The finding marks something of an indicative comeback for commingled investment funds, which were widely maligned following various poor performances immediately after the start of the global financial crisis. In their place, some investors have switched to direct methods of buying and that was reflected in KPMG’s survey, which found that 41 percent of respondents currently were invested in such ways.

However, the notion that investors are willing to once again embrace pooled funds to a more meaningful degree will be received as something of a boon for the sector, which typically enjoys more investing discretion when raising commingled capital.

Stefan Pfister, partner and head of real estate for Europe at KPMG, admitted the finding was surprising. “In comparison to last year’s survey, this would indicate a marked shift in preferences,” he said. “When looked at from a risk perspective, the attraction of pooled funds is the ability to acquire more properties than through direct investment and to achieve a more diversified portfolio of underlying assets – thereby sharing risk with other investors in the fund.”

Pooled funds have often suited opportunistic strategies where managers oftentimes must maneuver quickly, something typically harder to do when seeking permissions from investors as often it the case in vehicles like separate accounts or via joint venture partnerships.
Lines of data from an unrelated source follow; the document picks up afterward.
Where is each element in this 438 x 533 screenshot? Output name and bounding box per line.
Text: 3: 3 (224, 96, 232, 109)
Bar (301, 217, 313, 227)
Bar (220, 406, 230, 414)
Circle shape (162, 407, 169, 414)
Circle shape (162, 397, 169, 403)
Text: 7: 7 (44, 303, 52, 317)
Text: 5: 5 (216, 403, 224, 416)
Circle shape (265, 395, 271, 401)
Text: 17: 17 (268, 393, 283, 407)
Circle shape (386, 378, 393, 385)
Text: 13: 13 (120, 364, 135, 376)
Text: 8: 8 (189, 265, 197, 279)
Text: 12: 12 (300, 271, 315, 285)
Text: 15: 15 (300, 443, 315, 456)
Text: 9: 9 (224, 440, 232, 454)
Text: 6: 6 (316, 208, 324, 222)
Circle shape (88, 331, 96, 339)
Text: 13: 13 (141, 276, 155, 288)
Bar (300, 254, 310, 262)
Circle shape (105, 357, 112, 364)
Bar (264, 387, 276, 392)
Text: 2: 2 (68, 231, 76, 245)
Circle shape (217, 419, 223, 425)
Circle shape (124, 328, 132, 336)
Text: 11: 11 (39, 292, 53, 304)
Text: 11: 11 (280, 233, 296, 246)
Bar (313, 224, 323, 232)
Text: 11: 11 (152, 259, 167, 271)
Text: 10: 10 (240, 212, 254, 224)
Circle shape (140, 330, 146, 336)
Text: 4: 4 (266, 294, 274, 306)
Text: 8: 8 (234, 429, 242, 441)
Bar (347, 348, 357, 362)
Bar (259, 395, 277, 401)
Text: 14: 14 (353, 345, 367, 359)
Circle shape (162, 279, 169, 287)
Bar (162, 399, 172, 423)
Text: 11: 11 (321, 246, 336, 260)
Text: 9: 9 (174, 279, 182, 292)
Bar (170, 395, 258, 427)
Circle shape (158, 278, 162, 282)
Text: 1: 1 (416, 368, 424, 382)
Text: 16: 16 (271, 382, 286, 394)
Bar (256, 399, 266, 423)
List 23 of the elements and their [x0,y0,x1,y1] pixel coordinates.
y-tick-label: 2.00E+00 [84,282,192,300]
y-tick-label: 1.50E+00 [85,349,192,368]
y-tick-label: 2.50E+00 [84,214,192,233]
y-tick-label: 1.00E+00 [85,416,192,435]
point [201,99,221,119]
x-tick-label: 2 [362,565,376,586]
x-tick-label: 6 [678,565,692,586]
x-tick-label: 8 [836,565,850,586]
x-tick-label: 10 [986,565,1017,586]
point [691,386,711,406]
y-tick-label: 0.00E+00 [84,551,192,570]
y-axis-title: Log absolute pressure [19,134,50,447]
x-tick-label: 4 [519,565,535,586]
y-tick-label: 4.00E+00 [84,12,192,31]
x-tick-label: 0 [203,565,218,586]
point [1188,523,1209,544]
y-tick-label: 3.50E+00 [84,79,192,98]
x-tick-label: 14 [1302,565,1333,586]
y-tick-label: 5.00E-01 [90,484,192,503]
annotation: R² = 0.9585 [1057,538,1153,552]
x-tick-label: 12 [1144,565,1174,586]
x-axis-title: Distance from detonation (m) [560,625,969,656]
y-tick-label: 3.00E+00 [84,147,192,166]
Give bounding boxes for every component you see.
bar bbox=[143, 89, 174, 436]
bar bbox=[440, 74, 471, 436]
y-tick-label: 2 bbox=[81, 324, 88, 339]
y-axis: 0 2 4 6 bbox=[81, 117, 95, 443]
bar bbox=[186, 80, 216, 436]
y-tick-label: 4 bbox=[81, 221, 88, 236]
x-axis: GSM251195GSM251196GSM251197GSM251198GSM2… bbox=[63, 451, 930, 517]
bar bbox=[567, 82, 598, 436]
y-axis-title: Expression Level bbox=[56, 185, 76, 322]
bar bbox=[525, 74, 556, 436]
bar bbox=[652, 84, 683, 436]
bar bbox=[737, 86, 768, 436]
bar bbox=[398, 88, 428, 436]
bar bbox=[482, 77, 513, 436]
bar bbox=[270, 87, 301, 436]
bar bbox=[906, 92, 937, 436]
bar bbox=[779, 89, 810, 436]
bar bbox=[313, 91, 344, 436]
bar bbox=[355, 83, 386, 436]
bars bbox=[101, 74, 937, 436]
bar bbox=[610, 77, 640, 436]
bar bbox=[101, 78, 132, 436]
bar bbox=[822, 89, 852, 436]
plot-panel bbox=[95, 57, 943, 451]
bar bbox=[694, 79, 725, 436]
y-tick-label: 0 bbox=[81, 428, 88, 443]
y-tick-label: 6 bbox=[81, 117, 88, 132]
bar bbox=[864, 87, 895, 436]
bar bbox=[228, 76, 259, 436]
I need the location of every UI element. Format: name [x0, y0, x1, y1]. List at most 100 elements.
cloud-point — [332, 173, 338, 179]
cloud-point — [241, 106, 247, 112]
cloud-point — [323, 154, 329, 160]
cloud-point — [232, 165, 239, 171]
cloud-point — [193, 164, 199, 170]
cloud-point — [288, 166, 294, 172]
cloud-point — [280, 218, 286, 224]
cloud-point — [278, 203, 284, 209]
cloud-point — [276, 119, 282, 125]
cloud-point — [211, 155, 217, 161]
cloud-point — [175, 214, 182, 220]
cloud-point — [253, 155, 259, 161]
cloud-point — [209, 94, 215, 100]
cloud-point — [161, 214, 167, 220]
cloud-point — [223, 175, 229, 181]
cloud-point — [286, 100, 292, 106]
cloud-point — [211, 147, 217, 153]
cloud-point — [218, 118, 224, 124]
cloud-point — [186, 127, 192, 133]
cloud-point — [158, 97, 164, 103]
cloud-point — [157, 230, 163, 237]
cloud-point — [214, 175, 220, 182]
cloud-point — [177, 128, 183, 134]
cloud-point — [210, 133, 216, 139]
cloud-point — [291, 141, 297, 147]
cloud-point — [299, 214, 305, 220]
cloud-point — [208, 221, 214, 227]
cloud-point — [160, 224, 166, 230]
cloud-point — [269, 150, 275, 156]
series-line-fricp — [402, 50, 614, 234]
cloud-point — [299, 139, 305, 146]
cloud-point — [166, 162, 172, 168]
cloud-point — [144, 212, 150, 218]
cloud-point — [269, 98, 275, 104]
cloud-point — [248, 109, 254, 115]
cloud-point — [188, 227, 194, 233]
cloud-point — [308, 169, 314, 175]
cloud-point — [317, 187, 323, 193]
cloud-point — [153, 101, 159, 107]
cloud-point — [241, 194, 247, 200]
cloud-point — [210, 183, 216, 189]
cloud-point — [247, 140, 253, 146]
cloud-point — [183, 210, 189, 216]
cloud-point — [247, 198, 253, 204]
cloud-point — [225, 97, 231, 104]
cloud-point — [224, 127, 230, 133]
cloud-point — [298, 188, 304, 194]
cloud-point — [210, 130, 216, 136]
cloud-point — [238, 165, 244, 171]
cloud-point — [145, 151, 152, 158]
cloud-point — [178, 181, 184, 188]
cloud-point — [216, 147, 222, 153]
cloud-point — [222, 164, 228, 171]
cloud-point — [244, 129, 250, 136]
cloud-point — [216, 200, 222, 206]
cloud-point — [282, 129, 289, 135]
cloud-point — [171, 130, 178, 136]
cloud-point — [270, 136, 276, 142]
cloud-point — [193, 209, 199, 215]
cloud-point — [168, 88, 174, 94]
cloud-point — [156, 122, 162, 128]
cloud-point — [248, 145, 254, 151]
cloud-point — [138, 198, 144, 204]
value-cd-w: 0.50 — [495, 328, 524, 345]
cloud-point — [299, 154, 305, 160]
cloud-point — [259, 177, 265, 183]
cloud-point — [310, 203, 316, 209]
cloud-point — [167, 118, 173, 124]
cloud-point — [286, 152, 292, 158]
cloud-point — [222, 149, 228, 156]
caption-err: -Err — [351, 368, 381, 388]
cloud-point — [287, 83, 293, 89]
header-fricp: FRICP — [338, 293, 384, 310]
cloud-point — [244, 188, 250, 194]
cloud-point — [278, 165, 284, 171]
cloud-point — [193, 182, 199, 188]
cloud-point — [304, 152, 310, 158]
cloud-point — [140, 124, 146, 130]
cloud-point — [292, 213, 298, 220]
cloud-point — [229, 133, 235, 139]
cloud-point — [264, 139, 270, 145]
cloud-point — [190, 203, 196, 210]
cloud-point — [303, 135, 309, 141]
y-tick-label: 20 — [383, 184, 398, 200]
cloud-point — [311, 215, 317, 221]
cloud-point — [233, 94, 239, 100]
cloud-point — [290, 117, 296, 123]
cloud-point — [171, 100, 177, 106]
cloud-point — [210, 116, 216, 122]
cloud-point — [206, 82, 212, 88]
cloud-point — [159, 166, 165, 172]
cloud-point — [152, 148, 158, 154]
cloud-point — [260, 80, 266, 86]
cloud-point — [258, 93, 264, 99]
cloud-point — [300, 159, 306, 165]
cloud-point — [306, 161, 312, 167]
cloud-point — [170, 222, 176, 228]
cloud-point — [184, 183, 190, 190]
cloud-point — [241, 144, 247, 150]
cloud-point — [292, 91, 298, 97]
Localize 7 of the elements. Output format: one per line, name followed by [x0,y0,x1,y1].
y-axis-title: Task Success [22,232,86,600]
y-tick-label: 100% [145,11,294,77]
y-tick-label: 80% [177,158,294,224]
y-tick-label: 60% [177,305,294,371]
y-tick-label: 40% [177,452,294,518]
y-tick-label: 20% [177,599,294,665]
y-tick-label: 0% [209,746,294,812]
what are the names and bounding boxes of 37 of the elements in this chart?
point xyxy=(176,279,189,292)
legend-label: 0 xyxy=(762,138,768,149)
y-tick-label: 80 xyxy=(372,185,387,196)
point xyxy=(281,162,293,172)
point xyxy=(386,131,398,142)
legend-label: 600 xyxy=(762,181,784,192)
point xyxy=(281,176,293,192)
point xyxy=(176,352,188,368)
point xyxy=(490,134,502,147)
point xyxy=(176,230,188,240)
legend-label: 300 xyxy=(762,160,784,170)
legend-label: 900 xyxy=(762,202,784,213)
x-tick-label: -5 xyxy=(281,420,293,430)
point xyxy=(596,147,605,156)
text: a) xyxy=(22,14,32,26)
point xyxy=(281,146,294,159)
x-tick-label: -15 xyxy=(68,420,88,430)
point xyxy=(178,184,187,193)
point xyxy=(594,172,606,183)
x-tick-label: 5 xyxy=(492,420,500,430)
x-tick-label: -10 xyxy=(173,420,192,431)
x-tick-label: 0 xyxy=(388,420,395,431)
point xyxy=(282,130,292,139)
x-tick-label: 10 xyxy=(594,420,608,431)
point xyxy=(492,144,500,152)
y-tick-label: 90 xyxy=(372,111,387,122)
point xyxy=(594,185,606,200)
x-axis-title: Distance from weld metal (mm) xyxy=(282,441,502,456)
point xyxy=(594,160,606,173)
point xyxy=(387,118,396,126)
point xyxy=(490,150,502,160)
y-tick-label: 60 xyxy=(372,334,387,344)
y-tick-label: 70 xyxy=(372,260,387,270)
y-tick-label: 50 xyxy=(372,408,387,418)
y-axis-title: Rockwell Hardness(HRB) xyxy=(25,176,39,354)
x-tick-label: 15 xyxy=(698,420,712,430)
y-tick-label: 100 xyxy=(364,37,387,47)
Accordingly, KPMG also found that 32 percent of investors preferred opportunistic investing options in addition to investing into core real estate.

Pfister said: “The survey results highlight the twin perspective of continuing to invest in core while also looking for value-added returns – so seeking to diversify the investment portfolio in terms of risk, volatility and returns.”

According to PERE’s Capital Watch, capital raising for commingled value-added and opportunistic private real estate funds increased to $50.7 billion last year, up by 100 percent on the $25.3 billion raised just two years earlier. While much of Blackstone’s record $13.3 billion capital raising for its seventh global fund accounted for almost one-fifth of all the capital raised last year, the total still underlines a returning confidence in such vehicles.